How To Evaluate A Histrelin Claim
Ask six questions before trusting any histrelin claim.
First, which product is being discussed: Supprelin LA, Vantas or a generic histrelin implant? They share a peptide but not a label.
Second, what is the indication: central precocious puberty, advanced prostate cancer or something the label does not support?
Third, does the source acknowledge that this is an implant placed and removed by a clinician, not a self-injected peptide?
Fourth, does it mention the early flare? Unlike leuprolide discussions that often cover flare in detail, casual histrelin content frequently skips this core feature of GnRH agonist therapy.
Fifth, does it address implant-site reactions, psychiatric effects, seizures, pseudotumor cerebri, bone health or pregnancy risk where relevant?

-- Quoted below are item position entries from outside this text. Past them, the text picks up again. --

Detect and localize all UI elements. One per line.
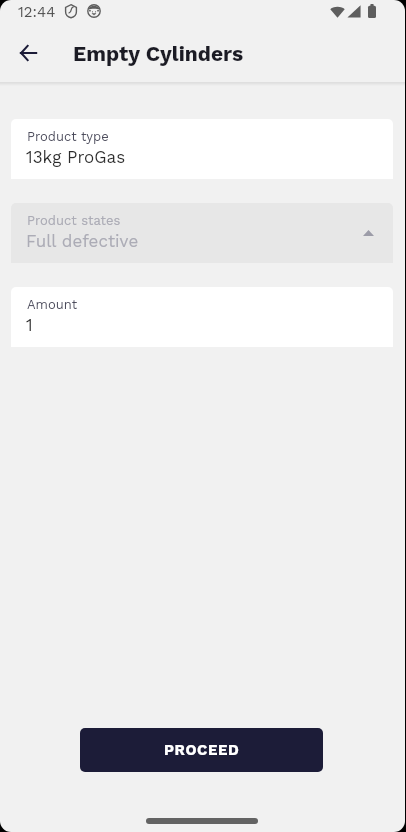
staticText: 13kg ProGas — [26, 147, 126, 167]
staticText: 1 — [26, 315, 33, 335]
staticText: 12:44 — [18, 3, 56, 21]
staticText: Empty Cylinders — [73, 41, 244, 66]
button[interactable]: Product states — [11, 203, 393, 263]
button[interactable]: Amount — [11, 287, 393, 347]
staticText: Amount — [27, 297, 78, 312]
staticText: Product states — [27, 213, 121, 228]
staticText: Full defective — [26, 231, 139, 251]
button[interactable]: PROCEED — [80, 728, 323, 772]
button[interactable]: Product type — [11, 119, 393, 179]
button[interactable]: Back — [8, 33, 48, 73]
staticText: PROCEED — [164, 741, 240, 759]
staticText: Product type — [27, 129, 109, 144]
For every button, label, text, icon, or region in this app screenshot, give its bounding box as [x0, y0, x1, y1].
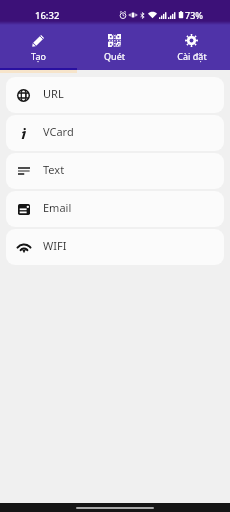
- staticText: Tạo: [31, 50, 46, 62]
- staticText: VCard: [43, 124, 74, 139]
- staticText: Email: [43, 200, 72, 215]
- staticText: 73%: [185, 9, 203, 21]
- staticText: Quét: [104, 50, 125, 62]
- button[interactable]: URL: [6, 77, 224, 113]
- button[interactable]: Text: [6, 153, 224, 189]
- staticText: 16:32: [35, 9, 60, 22]
- staticText: WIFI: [43, 238, 67, 253]
- staticText: URL: [43, 86, 64, 101]
- button[interactable]: Email: [6, 191, 224, 227]
- button[interactable]: VCard: [6, 115, 224, 151]
- button[interactable]: Tạo: [0, 25, 76, 62]
- button[interactable]: Cài đặt: [153, 25, 230, 62]
- button[interactable]: WIFI: [6, 229, 224, 265]
- staticText: Text: [43, 162, 65, 177]
- button[interactable]: Quét: [76, 25, 153, 62]
- staticText: Cài đặt: [177, 50, 207, 62]
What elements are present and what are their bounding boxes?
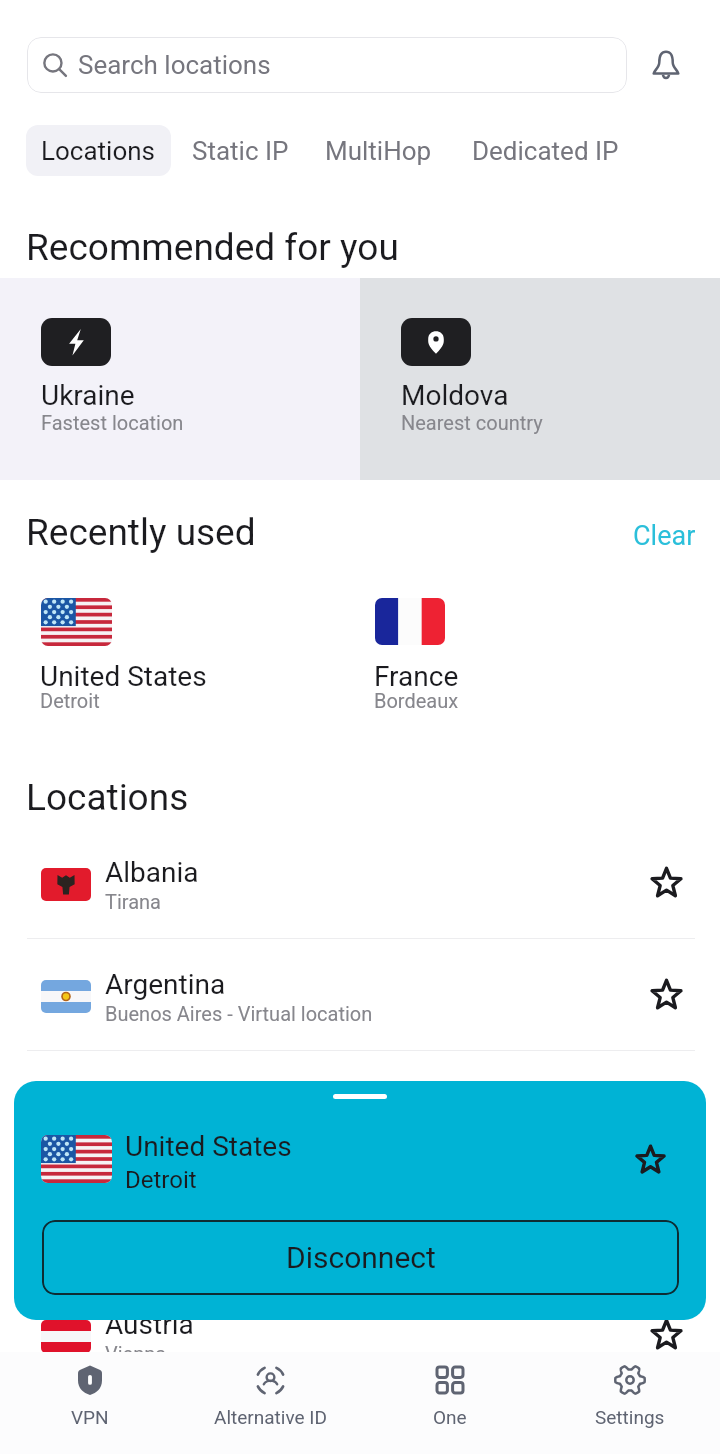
staticText: Buenos Aires - Virtual location bbox=[105, 1002, 373, 1025]
staticText: United States bbox=[40, 660, 207, 693]
button[interactable]: Search locations bbox=[27, 37, 627, 93]
staticText: Search locations bbox=[78, 50, 271, 80]
staticText: VPN bbox=[71, 1406, 109, 1428]
button[interactable]: Favorite bbox=[644, 972, 688, 1016]
staticText: Nearest country bbox=[401, 411, 543, 434]
staticText: Argentina bbox=[105, 968, 226, 1001]
staticText: Austria bbox=[105, 1308, 194, 1341]
button[interactable]: Favorite bbox=[628, 1137, 672, 1181]
staticText: Albania bbox=[105, 856, 199, 889]
button[interactable]: Favorite bbox=[644, 1196, 688, 1240]
staticText: United States bbox=[125, 1130, 292, 1163]
button[interactable]: Alternative ID bbox=[180, 1352, 360, 1436]
staticText: Static IP bbox=[192, 136, 289, 166]
staticText: Detroit bbox=[40, 689, 100, 712]
staticText: Dedicated IP bbox=[472, 136, 619, 166]
staticText: Disconnect bbox=[286, 1240, 436, 1275]
button[interactable]: Favorite bbox=[644, 860, 688, 904]
staticText: Locations bbox=[26, 776, 189, 819]
button[interactable]: France bbox=[361, 588, 661, 708]
button[interactable]: Clear bbox=[623, 512, 706, 560]
staticText: Settings bbox=[595, 1406, 665, 1428]
staticText: One bbox=[433, 1406, 467, 1428]
button[interactable]: One bbox=[360, 1352, 540, 1436]
staticText: Fastest location bbox=[41, 411, 184, 434]
button[interactable]: Argentina bbox=[0, 938, 720, 1050]
staticText: MultiHop bbox=[325, 136, 432, 166]
staticText: Yerevan bbox=[105, 1114, 176, 1137]
staticText: Recommended for you bbox=[26, 226, 399, 269]
button[interactable]: VPN bbox=[0, 1352, 180, 1436]
staticText: Australia bbox=[105, 1192, 216, 1225]
staticText: Armenia bbox=[105, 1080, 210, 1113]
button[interactable]: Austria bbox=[0, 1278, 720, 1390]
button[interactable]: Albania bbox=[0, 826, 720, 938]
staticText: Bordeaux bbox=[374, 689, 459, 712]
staticText: Recently used bbox=[26, 511, 256, 554]
button[interactable]: Dedicated IP bbox=[452, 125, 639, 176]
button[interactable]: Notifications bbox=[638, 37, 694, 93]
staticText: Tirana bbox=[105, 890, 161, 913]
staticText: Clear bbox=[633, 520, 696, 552]
staticText: Ukraine bbox=[41, 379, 135, 412]
button[interactable]: Favorite bbox=[644, 1312, 688, 1356]
staticText: France bbox=[374, 660, 459, 693]
staticText: Moldova bbox=[401, 379, 509, 412]
button[interactable]: Moldova bbox=[360, 278, 720, 480]
staticText: Locations bbox=[41, 136, 156, 166]
staticText: Vienna bbox=[105, 1342, 167, 1365]
button[interactable]: Locations bbox=[26, 125, 171, 176]
button[interactable]: Armenia bbox=[0, 1050, 720, 1162]
button[interactable]: Australia bbox=[0, 1162, 720, 1274]
button[interactable]: Ukraine bbox=[0, 278, 360, 480]
staticText: Alternative ID bbox=[214, 1406, 327, 1428]
button[interactable]: MultiHop bbox=[306, 125, 452, 176]
button[interactable]: Static IP bbox=[171, 125, 306, 176]
button[interactable]: Disconnect bbox=[42, 1220, 679, 1295]
staticText: Detroit bbox=[125, 1166, 197, 1194]
button[interactable]: United States bbox=[27, 588, 327, 708]
button[interactable]: Settings bbox=[540, 1352, 720, 1436]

Sixth, is it using prescription-label evidence to imply unregulated human use or a wellness "hormone balance" benefit? That is a red flag. Histrelin has no legitimate over-the-counter or research-market role.
Bottom Line
Histrelin is a real peptide medicine with strong, label-backed evidence in two specific hormone-suppression settings. As a 12-month subcutaneous implant, it can reliably suppress LH, FSH and sex steroids after an initial stimulation phase, which made it effective for central precocious puberty under the Supprelin LA label and for advanced prostate cancer under the now-discontinued Vantas label.
The same mechanism creates limits. Histrelin is not a casual hormone peptide, not a general wellness tool and not a product to interpret without the exact label. Implant placement and removal, early flare, site reactions, psychiatric and seizure monitoring, bone health and pregnancy avoidance are central to its safe use, and they are all medical decisions.
References
DailyMed. Supprelin LA (histrelin acetate) implant prescribing information.
US Food and Drug Administration. Vantas (histrelin implant) prescribing information.
US FDA, Drugs@FDA. Drug approval package: Vantas (histrelin implant), NDA 021732.
MedlinePlus. Histrelin Implant drug information.
Eugster EA, et al. Efficacy and safety of histrelin subdermal implant in children with central precocious puberty: a multicenter trial. J Clin Endocrinol Metab. 2007.
Rahhal S, et al. Experience with the once-yearly histrelin (GnRHa) subcutaneous implant in the treatment of central precocious puberty.
Lewis KA, et al. A single histrelin implant is effective for 2 years for treatment of central precocious puberty.
Schlegel PN, et al. Efficacy and safety of histrelin subdermal implant in patients with advanced prostate cancer. J Urol. 2006.
Schlegel PN, et al. Long-term efficacy and tolerability of once-yearly histrelin acetate subcutaneous implant in patients with advanced prostate cancer.
Chertin B, et al. An implant releasing the gonadotropin hormone-releasing hormone agonist histrelin maintains medical castration for up to 30 months in metastatic prostate cancer.
Shore N, et al. Analysis of testosterone suppression in men receiving histrelin, a novel GnRH agonist for the treatment of prostate cancer.